Endovascular thrombectomy, a treatment in which a tube is inserted into the blocked vessel to remove or destroy the clot, is highly effective for treating large vessel occlusions, but it has limitations. "Thrombectomy is over 90% effective if we get to the patient in time," said study co-first author R. Gilberto Gonzalez M.D., Ph.D., from the Department of Radiology at Massachusetts General Hospital (MGH) in Boston. "The problem is, we're only treating less than 10% of the people who might benefit."
One reason for the shortfall is the difficulty in the challenge in determining which patients need the treatment right away and which can wait—a function of how fast the brain injury, known as the ischemic core, is growing.

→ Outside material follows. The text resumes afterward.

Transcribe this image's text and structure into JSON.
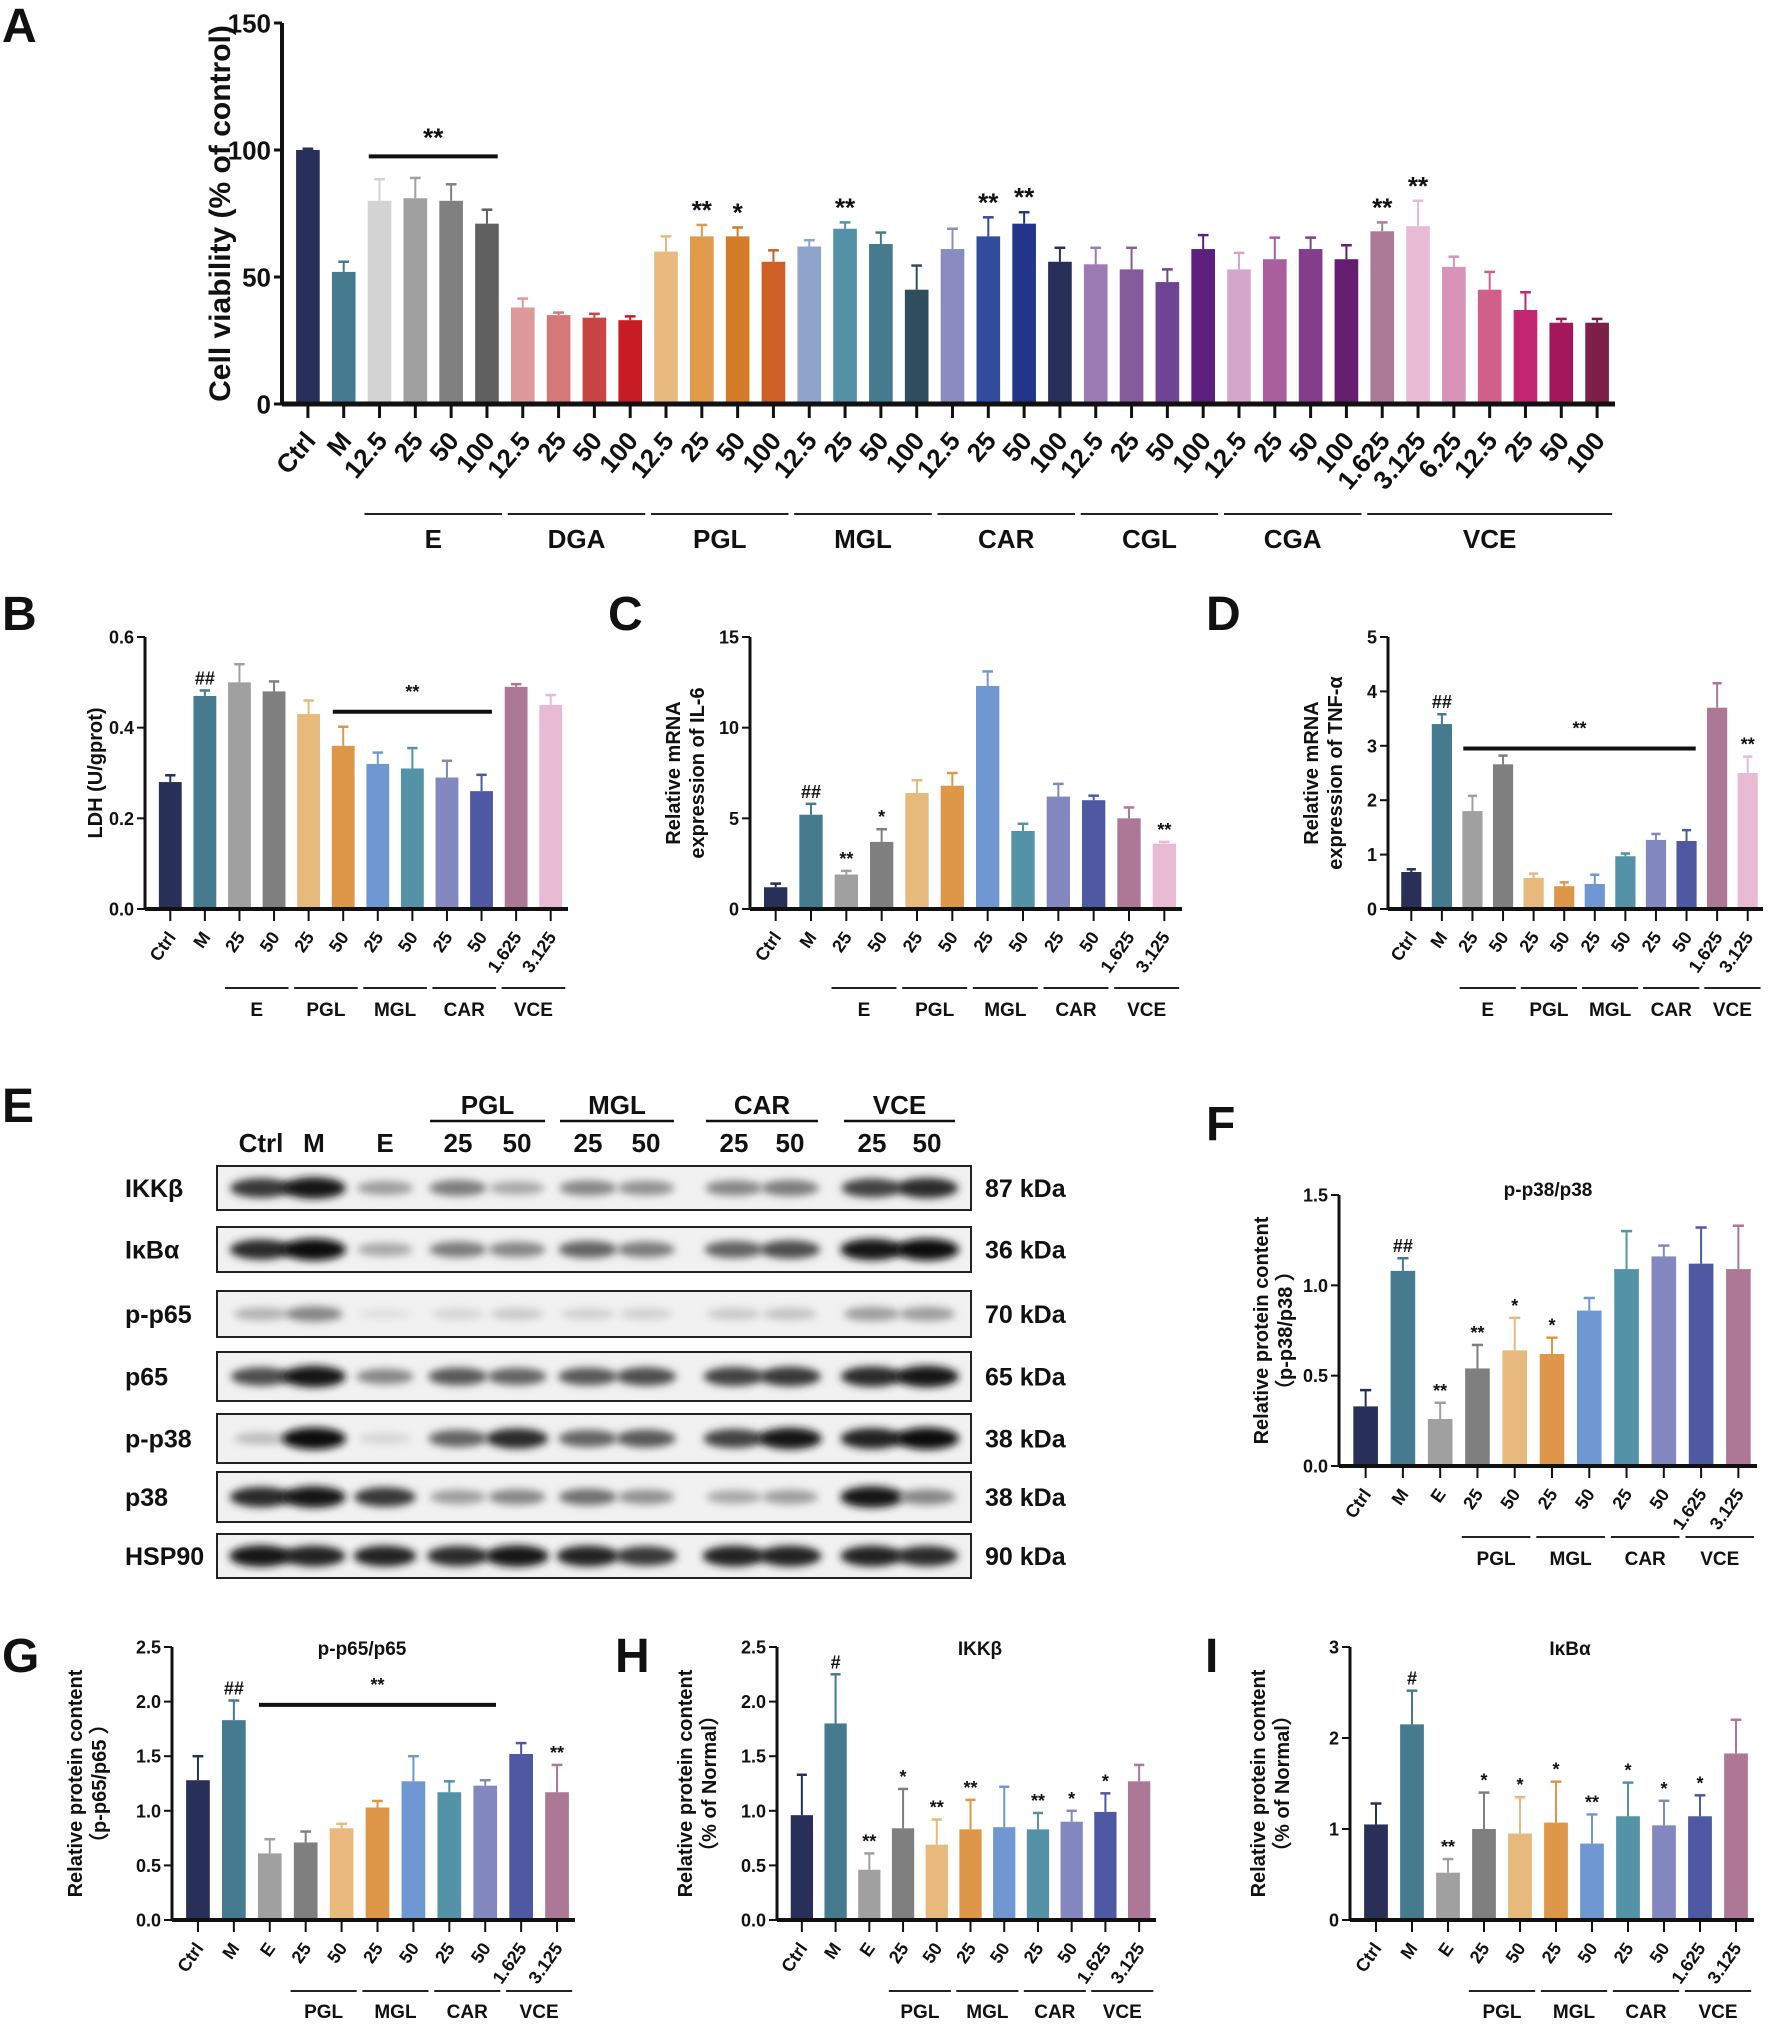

In a previous study, Dr. Gonzalez and colleagues discovered that the ischemic core grows very slowly in a significant subset of patients, meaning they can still benefit from thrombectomy 24 hours or more after the blockage occurs.

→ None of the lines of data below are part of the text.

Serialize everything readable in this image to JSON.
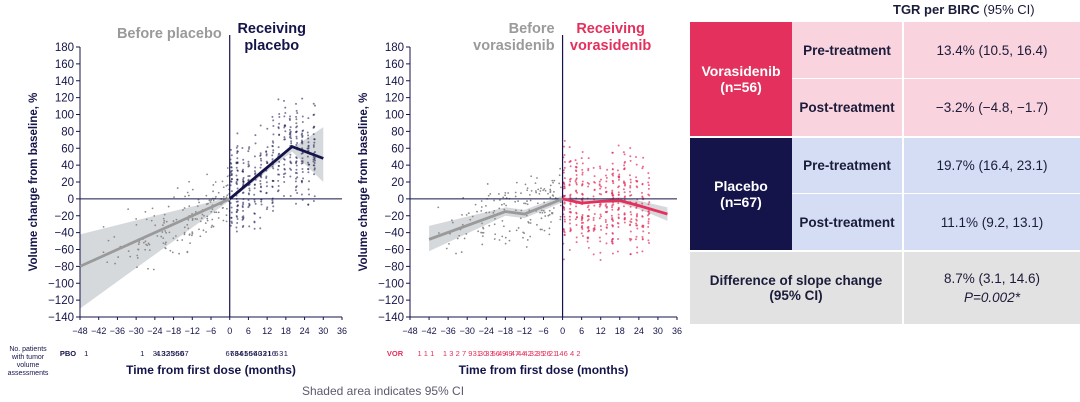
{
  "footnote": "Shaded area indicates 95% CI",
  "table": {
    "header_bold": "TGR per BIRC",
    "header_rest": " (95% CI)",
    "rows": [
      {
        "group": "Vorasidenib\n(n=56)",
        "phase": "Pre-treatment",
        "value": "13.4% (10.5, 16.4)"
      },
      {
        "group": "",
        "phase": "Post-treatment",
        "value": "−3.2%  (−4.8, −1.7)"
      },
      {
        "group": "Placebo\n(n=67)",
        "phase": "Pre-treatment",
        "value": "19.7% (16.4, 23.1)"
      },
      {
        "group": "",
        "phase": "Post-treatment",
        "value": "11.1% (9.2, 13.1)"
      }
    ],
    "diff_label": "Difference of slope change\n(95% CI)",
    "diff_value": "8.7% (3.1, 14.6)",
    "diff_p": "P=0.002*",
    "colors": {
      "vora_dark": "#e3305c",
      "vora_light": "#f9d3dd",
      "placebo_dark": "#14144a",
      "placebo_light": "#d4ddf4",
      "diff_bg": "#e2e2e2"
    }
  },
  "chart_data": [
    {
      "type": "scatter",
      "ylabel": "Volume change from baseline, %",
      "xlabel": "Time from first dose (months)",
      "ylim": [
        -140,
        180
      ],
      "xlim": [
        -48,
        36
      ],
      "yticks": [
        -140,
        -120,
        -100,
        -80,
        -60,
        -40,
        -20,
        0,
        20,
        40,
        60,
        80,
        100,
        120,
        140,
        160,
        180
      ],
      "xticks": [
        -48,
        -42,
        -36,
        -30,
        -24,
        -18,
        -12,
        -6,
        0,
        6,
        12,
        18,
        24,
        30,
        36
      ],
      "region_before": "Before placebo",
      "region_after": "Receiving\nplacebo",
      "before_color": "#9a9a9a",
      "after_color": "#14144a",
      "ci_color": "#cfd2d6",
      "pre_fit": [
        [
          -48,
          -80
        ],
        [
          0,
          0
        ]
      ],
      "pre_ci_upper": [
        [
          -48,
          -42
        ],
        [
          0,
          2
        ]
      ],
      "pre_ci_lower": [
        [
          -48,
          -130
        ],
        [
          0,
          -2
        ]
      ],
      "post_fit": [
        [
          0,
          0
        ],
        [
          20,
          62
        ],
        [
          30,
          48
        ]
      ],
      "post_ci_upper": [
        [
          0,
          2
        ],
        [
          20,
          60
        ],
        [
          30,
          85
        ]
      ],
      "post_ci_lower": [
        [
          0,
          -2
        ],
        [
          20,
          56
        ],
        [
          30,
          20
        ]
      ],
      "patients_label": "No. patients\nwith tumor\nvolume\nassessments",
      "patients_row_label": "PBO",
      "patients_row_color": "#14144a",
      "patients_counts": [
        {
          "x": -46,
          "n": "1"
        },
        {
          "x": -28,
          "n": "1"
        },
        {
          "x": -24,
          "n": "3"
        },
        {
          "x": -23,
          "n": "4"
        },
        {
          "x": -22,
          "n": "13"
        },
        {
          "x": -20.5,
          "n": "32"
        },
        {
          "x": -19,
          "n": "35"
        },
        {
          "x": -17.5,
          "n": "36"
        },
        {
          "x": -16,
          "n": "50"
        },
        {
          "x": -14.5,
          "n": "67"
        },
        {
          "x": 0,
          "n": "67"
        },
        {
          "x": 1.5,
          "n": "63"
        },
        {
          "x": 3,
          "n": "64"
        },
        {
          "x": 4.5,
          "n": "61"
        },
        {
          "x": 6,
          "n": "56"
        },
        {
          "x": 7.5,
          "n": "56"
        },
        {
          "x": 9,
          "n": "40"
        },
        {
          "x": 10.5,
          "n": "33"
        },
        {
          "x": 12,
          "n": "21"
        },
        {
          "x": 13.5,
          "n": "16"
        },
        {
          "x": 15,
          "n": "6"
        },
        {
          "x": 16.5,
          "n": "3"
        },
        {
          "x": 18,
          "n": "1"
        }
      ]
    },
    {
      "type": "scatter",
      "ylabel": "Volume change from baseline, %",
      "xlabel": "Time from first dose (months)",
      "ylim": [
        -140,
        180
      ],
      "xlim": [
        -48,
        36
      ],
      "yticks": [
        -140,
        -120,
        -100,
        -80,
        -60,
        -40,
        -20,
        0,
        20,
        40,
        60,
        80,
        100,
        120,
        140,
        160,
        180
      ],
      "xticks": [
        -48,
        -42,
        -36,
        -30,
        -24,
        -18,
        -12,
        -6,
        0,
        6,
        12,
        18,
        24,
        30,
        36
      ],
      "region_before": "Before\nvorasidenib",
      "region_after": "Receiving\nvorasidenib",
      "before_color": "#9a9a9a",
      "after_color": "#e3305c",
      "ci_color": "#cfd2d6",
      "pre_fit": [
        [
          -42,
          -48
        ],
        [
          -18,
          -15
        ],
        [
          -12,
          -18
        ],
        [
          0,
          0
        ]
      ],
      "pre_ci_upper": [
        [
          -42,
          -32
        ],
        [
          -18,
          -10
        ],
        [
          -12,
          -13
        ],
        [
          0,
          4
        ]
      ],
      "pre_ci_lower": [
        [
          -42,
          -62
        ],
        [
          -18,
          -20
        ],
        [
          -12,
          -23
        ],
        [
          0,
          -4
        ]
      ],
      "post_fit": [
        [
          0,
          0
        ],
        [
          6,
          -5
        ],
        [
          12,
          -3
        ],
        [
          18,
          -2
        ],
        [
          24,
          -8
        ],
        [
          33,
          -18
        ]
      ],
      "post_ci_upper": [
        [
          0,
          2
        ],
        [
          12,
          0
        ],
        [
          18,
          2
        ],
        [
          24,
          -2
        ],
        [
          33,
          -10
        ]
      ],
      "post_ci_lower": [
        [
          0,
          -2
        ],
        [
          12,
          -5
        ],
        [
          18,
          -5
        ],
        [
          24,
          -12
        ],
        [
          33,
          -26
        ]
      ],
      "patients_label": "",
      "patients_row_label": "VOR",
      "patients_row_color": "#e3305c",
      "patients_counts": [
        {
          "x": -45,
          "n": "1"
        },
        {
          "x": -43,
          "n": "1"
        },
        {
          "x": -41,
          "n": "1"
        },
        {
          "x": -37,
          "n": "1"
        },
        {
          "x": -35,
          "n": "3"
        },
        {
          "x": -33,
          "n": "2"
        },
        {
          "x": -31,
          "n": "7"
        },
        {
          "x": -29,
          "n": "9"
        },
        {
          "x": -27,
          "n": "31"
        },
        {
          "x": -25,
          "n": "30"
        },
        {
          "x": -23,
          "n": "33"
        },
        {
          "x": -21,
          "n": "56"
        },
        {
          "x": -19,
          "n": "49"
        },
        {
          "x": -17,
          "n": "49"
        },
        {
          "x": -15,
          "n": "47"
        },
        {
          "x": -13,
          "n": "44"
        },
        {
          "x": -11,
          "n": "42"
        },
        {
          "x": -9,
          "n": "32"
        },
        {
          "x": -7,
          "n": "35"
        },
        {
          "x": -5,
          "n": "26"
        },
        {
          "x": -3,
          "n": "21"
        },
        {
          "x": -1,
          "n": "14"
        },
        {
          "x": 1,
          "n": "6"
        },
        {
          "x": 3,
          "n": "4"
        },
        {
          "x": 5,
          "n": "2"
        }
      ]
    }
  ]
}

To learn more about how to identify these patients, Dr. Gonzalez, study co-first author Robert W. Regenhardt, M.D., Ph.D., a neuroendovascular fellow at MGH, and colleagues looked at results from 31 stroke patients who upon admission underwent computed tomography angiography (CTA), an imaging technique commonly available in hospitals. The patients also had MRIs at four time points over the next two days to track ischemic growth.

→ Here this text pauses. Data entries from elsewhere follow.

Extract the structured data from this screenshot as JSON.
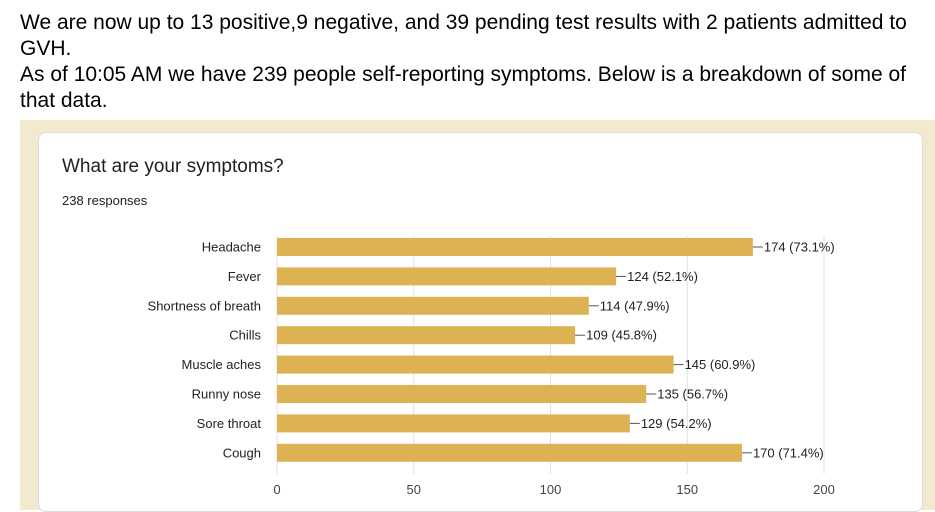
{
  "intro": {
    "line1": "We are now up to 13 positive,9 negative, and 39 pending test results with 2 patients admitted to GVH.",
    "line2": "As of 10:05 AM we have 239 people self-reporting symptoms. Below is a breakdown of some of that data."
  },
  "form": {
    "question": "What are your symptoms?",
    "responses": "238 responses"
  },
  "colors": {
    "bar": "#dcb252",
    "grid": "#e0e0e0",
    "frame": "#f3e9cf"
  },
  "chart_data": {
    "type": "bar",
    "orientation": "horizontal",
    "title": "What are your symptoms?",
    "subtitle": "238 responses",
    "categories": [
      "Headache",
      "Fever",
      "Shortness of breath",
      "Chills",
      "Muscle aches",
      "Runny nose",
      "Sore throat",
      "Cough"
    ],
    "values": [
      174,
      124,
      114,
      109,
      145,
      135,
      129,
      170
    ],
    "data_labels": [
      "174 (73.1%)",
      "124 (52.1%)",
      "114 (47.9%)",
      "109 (45.8%)",
      "145 (60.9%)",
      "135 (56.7%)",
      "129 (54.2%)",
      "170 (71.4%)"
    ],
    "xlim": [
      0,
      200
    ],
    "xticks": [
      0,
      50,
      100,
      150,
      200
    ],
    "grid": true,
    "xlabel": "",
    "ylabel": ""
  }
}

Results revealed a strong link between ischemic core growth and blood flow in the collateral blood vessels, smaller blood vessels recruited by the brain to make up for the loss of flow through the large vessels. A symmetric collateral pattern was strongly associated with slow growing, highly treatable ischemic cores.
"Our data shows that in almost half of patients, the core grows very slowly," Dr. Gonzalez said. "That's a huge number of people who are potentially treatable."
Because CTA is widely available, patterns derived from it offer a potential lifeline for the tens of thousands of stroke victims who live in areas with no access to advanced imaging like CT perfusion and MRI. In theory, any person with a stroke who shows up at a hospital with limited facilities and gets CT and CTA could be quickly identified as having a good collateral circulation pattern, and then transferred to another hospital and treated.
"With CT angiography, we've found a way that's widely available to identify these slow progressors," Dr. Gonzalez said. "Now, a large number of patients with the most severe type of strokes can be treated."
The researchers are currently working on an artificial intelligence algorithm that can automatically detect the specific patterns of collateral circulation associated with slower stroke progression. The algorithm can be run in the cloud so that any hospital can send data to it and get an evaluation within minutes.
"This method is very amenable to automation," Dr. Gonzalez said. "This is how I see it having a major effect and benefitting tens of thousands of people every year."
The study was published in Radiology.